The November 29 Wall Street Journal reported that
despite frequent sabotage attacks Iraq’s oil
industry “pumps away.” The International Energy
Agency in Paris, the Journal said, estimates that
Iraq pumped an average of about 2 million barrels of
oil a day in the second and third quarters of this
year. That output is about 20 percent short of the
country’s oil production before the 2003 invasion.
Taking positions on Iraqi elections
Under the unfolding U.S.-led onslaught against the
Baathists, most political forces in Iraq have lined
up behind the call for national elections as soon as
possible.
The Dawa party and the Supreme Council for the
Islamic Revolution in Iraq (SCIRI), the main Shia
parties dominating the interim government, have
rejected a demand by Sunni-led parties to postpone
elections for six months due to fighting in the
Sunni Triangle.
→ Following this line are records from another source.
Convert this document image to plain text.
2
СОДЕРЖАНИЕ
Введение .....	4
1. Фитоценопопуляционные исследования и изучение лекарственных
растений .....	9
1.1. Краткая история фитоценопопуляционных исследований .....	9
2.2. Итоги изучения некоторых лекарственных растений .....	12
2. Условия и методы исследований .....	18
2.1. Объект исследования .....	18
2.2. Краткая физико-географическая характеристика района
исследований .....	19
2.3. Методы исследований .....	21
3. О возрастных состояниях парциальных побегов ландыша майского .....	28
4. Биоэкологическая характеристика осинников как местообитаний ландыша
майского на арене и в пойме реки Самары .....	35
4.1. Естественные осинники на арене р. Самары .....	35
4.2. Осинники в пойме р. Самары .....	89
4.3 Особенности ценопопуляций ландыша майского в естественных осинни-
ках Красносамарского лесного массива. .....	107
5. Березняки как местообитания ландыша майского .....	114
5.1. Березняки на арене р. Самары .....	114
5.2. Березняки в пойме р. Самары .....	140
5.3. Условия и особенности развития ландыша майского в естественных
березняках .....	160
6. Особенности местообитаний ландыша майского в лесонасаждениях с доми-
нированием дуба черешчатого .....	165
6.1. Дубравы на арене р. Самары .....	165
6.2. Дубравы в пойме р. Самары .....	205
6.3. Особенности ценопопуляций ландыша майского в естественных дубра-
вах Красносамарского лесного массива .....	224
In a joint statement with 40 other
Shia-led parties, Dawa and SCIRI said the elections
will proceed as scheduled on January 30. U.S.
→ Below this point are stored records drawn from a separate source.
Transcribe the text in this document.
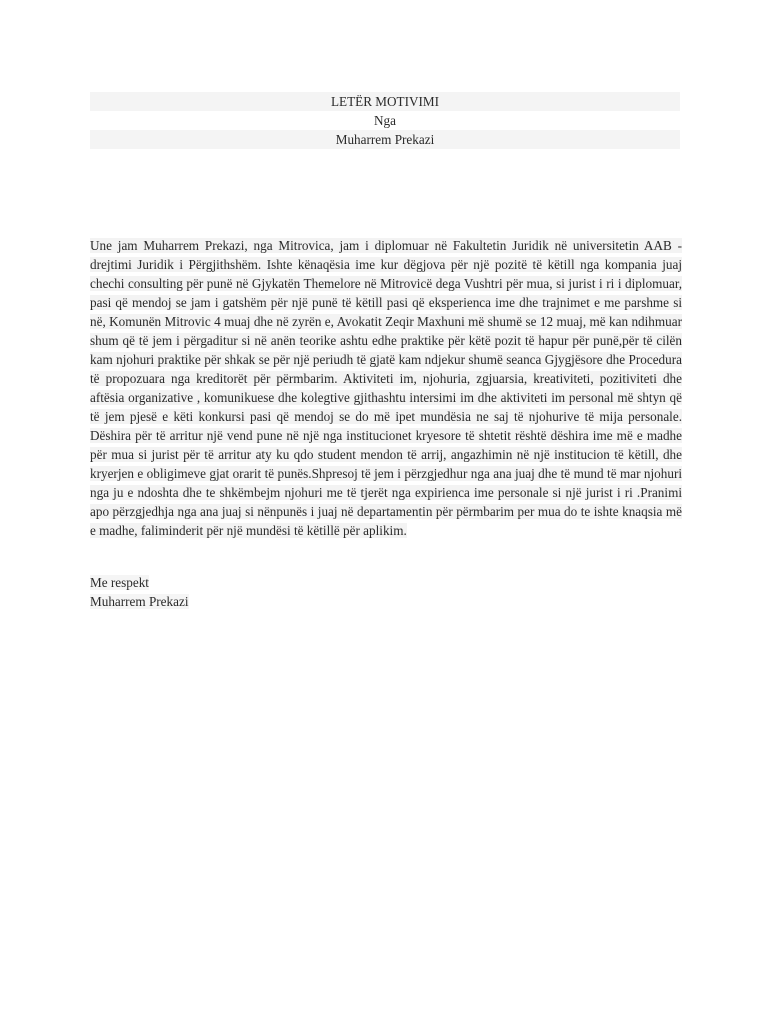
LETËR MOTIVIMI
Nga
Muharrem Prekazi
Une jam Muharrem Prekazi, nga Mitrovica, jam i diplomuar në Fakultetin Juridik në universitetin AAB - drejtimi Juridik i Përgjithshëm. Ishte kënaqësia ime kur dëgjova për një pozitë të këtill nga kompania juaj chechi consulting për punë në Gjykatën Themelore në Mitrovicë dega Vushtri për mua, si jurist i ri i diplomuar, pasi që mendoj se jam i gatshëm për një punë të këtill pasi që eksperienca ime dhe trajnimet e me parshme si në, Komunën Mitrovic 4 muaj dhe në zyrën e, Avokatit Zeqir Maxhuni më shumë se 12 muaj, më kan ndihmuar shum që të jem i përgaditur si në anën teorike ashtu edhe praktike për këtë pozit të hapur për punë,për të cilën kam njohuri praktike për shkak se për një periudh të gjatë kam ndjekur shumë seanca Gjygjësore dhe Procedura të propozuara nga kreditorët për përmbarim. Aktiviteti im, njohuria, zgjuarsia, kreativiteti, pozitiviteti dhe aftësia organizative , komunikuese dhe kolegtive gjithashtu intersimi im dhe aktiviteti im personal më shtyn që të jem pjesë e këti konkursi pasi që mendoj se do më ipet mundësia ne saj të njohurive të mija personale. Dëshira për të arritur një vend pune në një nga institucionet kryesore të shtetit rështë dëshira ime më e madhe për mua si jurist për të arritur aty ku qdo student mendon të arrij, angazhimin në një institucion të këtill, dhe kryerjen e obligimeve gjat orarit të punës.Shpresoj të jem i përzgjedhur nga ana juaj dhe të mund të mar njohuri nga ju e ndoshta dhe te shkëmbejm njohuri me të tjerët nga expirienca ime personale si një jurist i ri .Pranimi apo përzgjedhja nga ana juaj si nënpunës i juaj në departamentin për përmbarim per mua do te ishte knaqsia më e madhe, faliminderit për një mundësi të këtillë për aplikim.
Me respekt
Muharrem Prekazi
president George Bush and U.S. ambassador to Iraq
John Negroponte have also said they hoped the
elections will proceed as scheduled.
Adnan Pachachi, who served as Iraq’s foreign
minister before the interim government was
installed, said that more than a dozen political
parties, including representatives of the two main
Kurdish parties, met at his home and issued a
statement supporting a postponement of the
elections. “If you rush the elections, there will be
some boycott,” Pachachi warned.
The main Kurdish political groups, however, soon
shifted position and aligned themselves with the
Shiite groups on the elections.
A senior Kurdish official who is part of the interim
government said that participation in the meeting
with Pachachi should not be construed as approval of
a delay of the elections.
On November 28, Barham Saleh, Iraq’s deputy prime
minister and a leader of the Patriotic Union of
Kurdistan, said the elections should go ahead as
scheduled. “Sticking to that timetable will be
difficult,” Saleh told the BBC. “But delaying
elections will be much more difficult because it
will have serious ramifications to the political
process, to the issue of legitimacy, and surely all
of us do not want to give the terrorists the
slightest of technical wins in that situation.”